Frequently asked questions

When should this contraband search log be used?

Use it at admission, after leave or return from an outside area, and during scheduled or event-driven safety checks when unit policy calls for a search. It is meant to document a specific search event, not to replace broader incident reporting. If no search occurs, do not create a record just to fill space. Keep the log tied to the actual reason for the search and the items inspected.

Who should complete the form?

The staff member who performed the search should complete the core fields, with a witness added when your policy requires one. A supervisor or charge nurse may review the record if contraband was found, items were refused, or follow-up actions were needed. The form works best when the person documenting the search is also the person who can confirm the details immediately after the event. That reduces gaps in the audit trail.

Does this form replace the unit policy or incident report?

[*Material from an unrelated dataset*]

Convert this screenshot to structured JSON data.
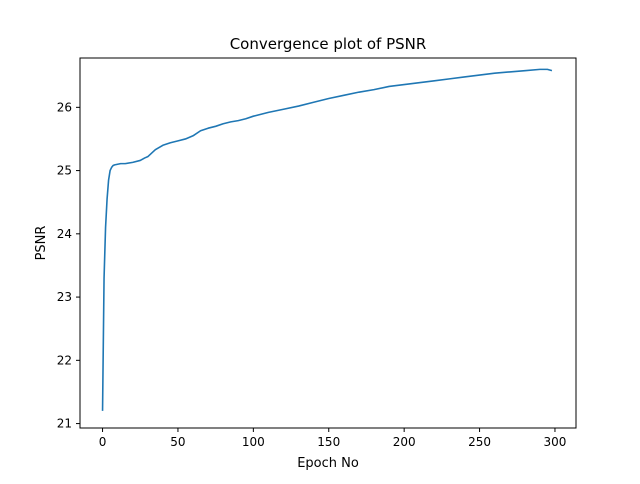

No. This log documents the search itself, what was found, and what happened to removed items. It should reference the applicable policy, but it does not replace the policy, a clinical note, or an incident report when one is required. If the search led to a safety event, aggression, injury, or escalation, use the appropriate companion workflow as well.

What should be recorded in the belongings section?

Record the categories of items inspected and use the other field only for items that do not fit the preset list. Be specific enough to show what was checked without over-collecting unnecessary PII. If your process uses progressive disclosure, only expand item details when contraband is found or when a patient disputes the search. That keeps the form usable and aligned with minimum-necessary documentation.

How should staff document patient refusal or disagreement?

Use the refusal field to note that the patient declined to surrender an item or did not cooperate with the search. Add objective follow-up notes describing what staff did next, such as notifying a supervisor, securing the area, or escalating per policy. Avoid editorial language or judgmental phrasing. The record should show the facts, the response, and the disposition.

What privacy or consent considerations apply?

Collect only the information needed to document the search, item disposition, and safety rationale. If patient notification or consent is part of your local process, record that clearly, but do not add unrelated clinical details. Avoid storing unnecessary PII in free-text notes. The form should support an audit trail without turning into a general charting space.

Can this template be customized for different units or search types?

Yes. You can tailor the search reasons, item categories, and follow-up actions for adult, adolescent, or forensic behavioral health settings. If your unit uses different search methods, add those as controlled options rather than relying on free text. Keep the structure stable so the log remains easy to review across shifts and locations.

How does this compare with ad hoc paper notes or shift handoff comments?

Ad hoc notes are easy to miss, hard to audit, and often inconsistent across staff. This template standardizes the fields that matter: who searched, why, what was inspected, what was removed, and what happened next. That makes reviews faster and reduces ambiguity when a patient questions the search later. It also helps teams apply the same process across shifts.

What integrations or workflows does this log support?

It can sit alongside incident reporting, EHR documentation, unit safety checklists, or secure storage tracking. If your workflow allows it, link the log to the patient chart or shift record using your normal identifiers and access controls. Keep the search log itself focused on the event and disposition. That separation helps with access control and review.